L'importance de cet ordre mineur est grande, notons toutefois que ne s'y rattache pas le pouvoir de lier et de délier, partie intégrante de l'épiscopat et de son prolongement immédiat qu'est la prêtrise.

Une grande sagesse doit présider à l'exercice de ce ministère bien particulier.

Les Evangiles nous rappellent l'exigence de la prudence et de la simplicité (Mathieu 10,16); ils nous révèlent encore que l'exorciste ne doit pas axer sa pensée sur les résultats obtenus mais sur le fait que son nom est : "inscrit dans les Cieux" (Luc 10,20).

L'exercice de ce ministère est lié à un certain nombre de directives :

- Ne pas agir seul mais au moins à deux (Luc 10,1).

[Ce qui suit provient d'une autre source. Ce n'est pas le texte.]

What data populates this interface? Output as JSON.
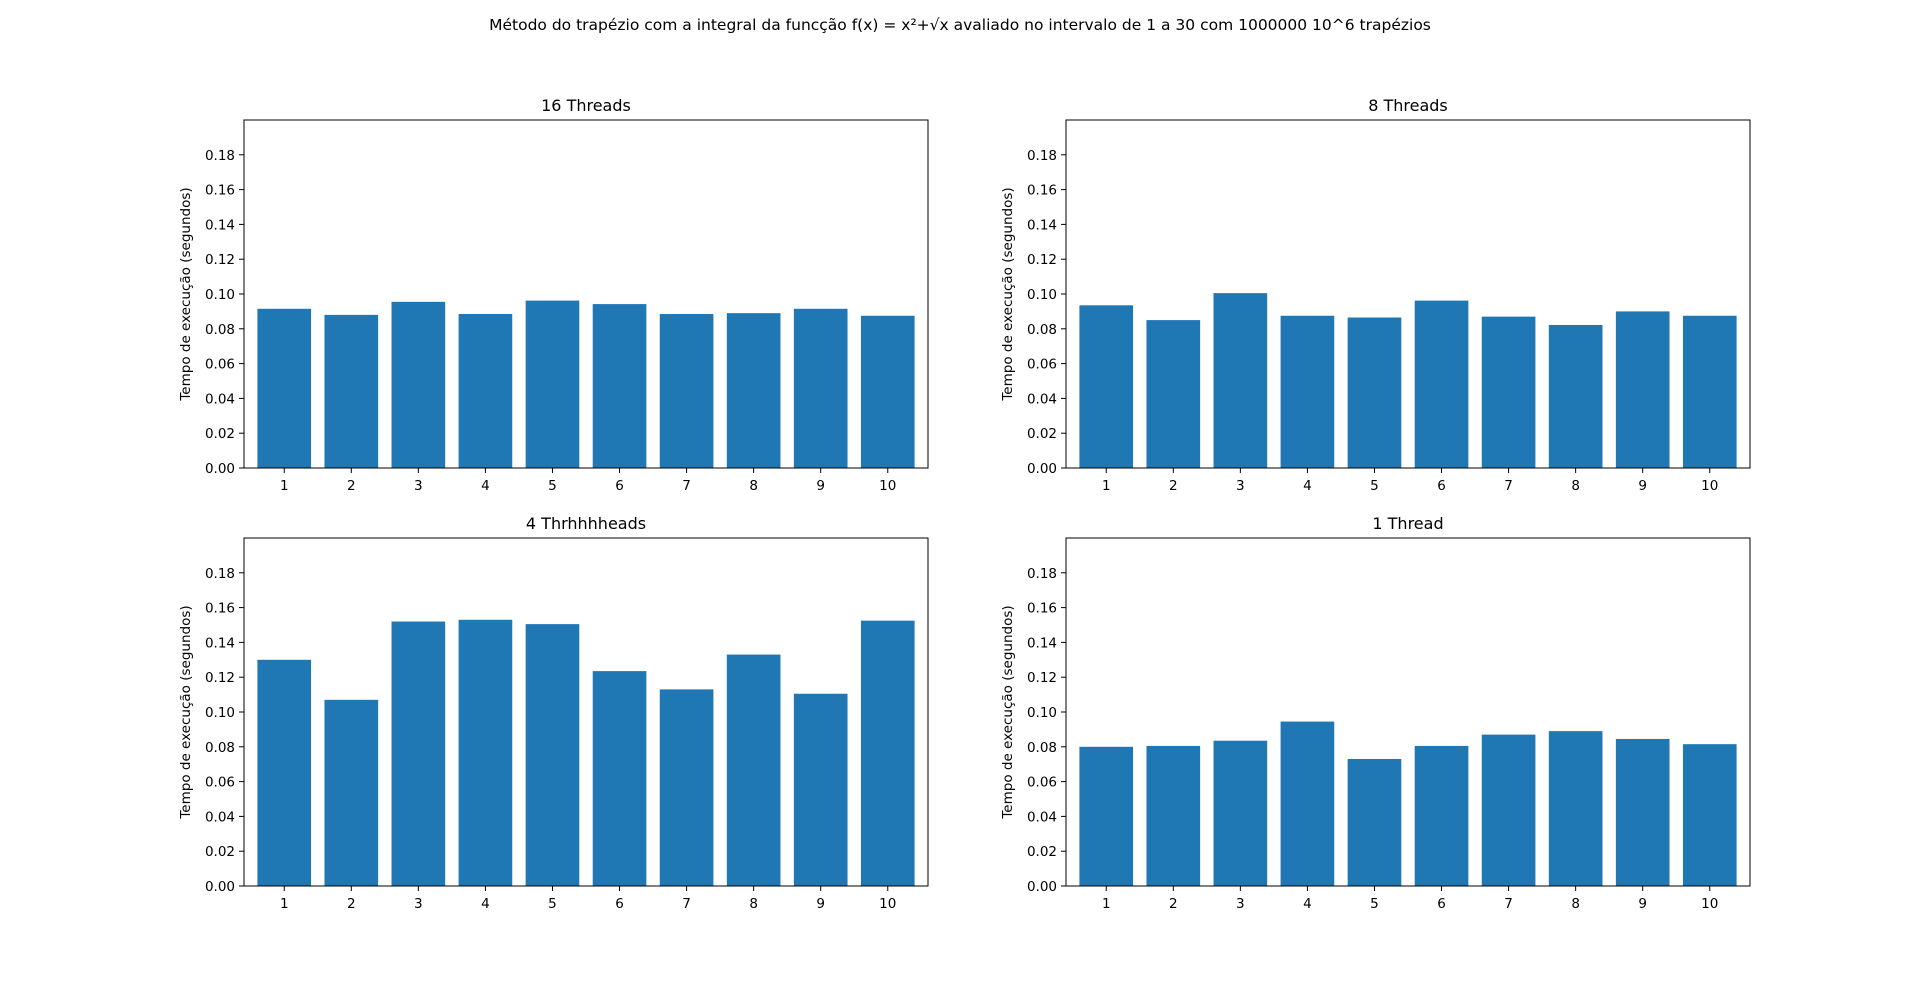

- L'office de prière doit être accompagné de la prédication constante de l'Evangile (Luc 10,9).

- L'exorciste doit préparer la venue du Christ (Luc 10,1), c'est à dire l'approche sacramentelle des fidèles, en s'appuyant sur la prédication et l'eucharistie (sacrements de la parole et de la communion). Il ne servirait à rien d'exorciser si l'on ne faisait rentrer le délivré dans une vie ecclésiale fervente... (Luc 11,24) nous apprend que si l'exorcisé n'est pas protégé et aidé par la suite, il aura de nouvelles attaques et son sort devient pire que la première fois.

"Etudiez-vous à rejeter de votre esprit et de votre chair toute souillure et toute iniquité, pour n'être pas vous-même esclaves de celui dont vous délivrerez les autres. Apprenez par votre charge même à commander à vos passions, pour que l'ennemi ne trouve rien à revendiquer dans votre conduite." (Extrait de la monition du rituel d'ordination).

S'il est souhaitable que l'exorcisme soit pratiqué dans les Eglises il ne doit en être ni la principale activité, ni l'obsession. Un exorciste dont l'action ne débouche pas vers des baptêmes, des premières communions, des confirmations, des assistances à la messe, des retours à la prière est un mauvais exorciste.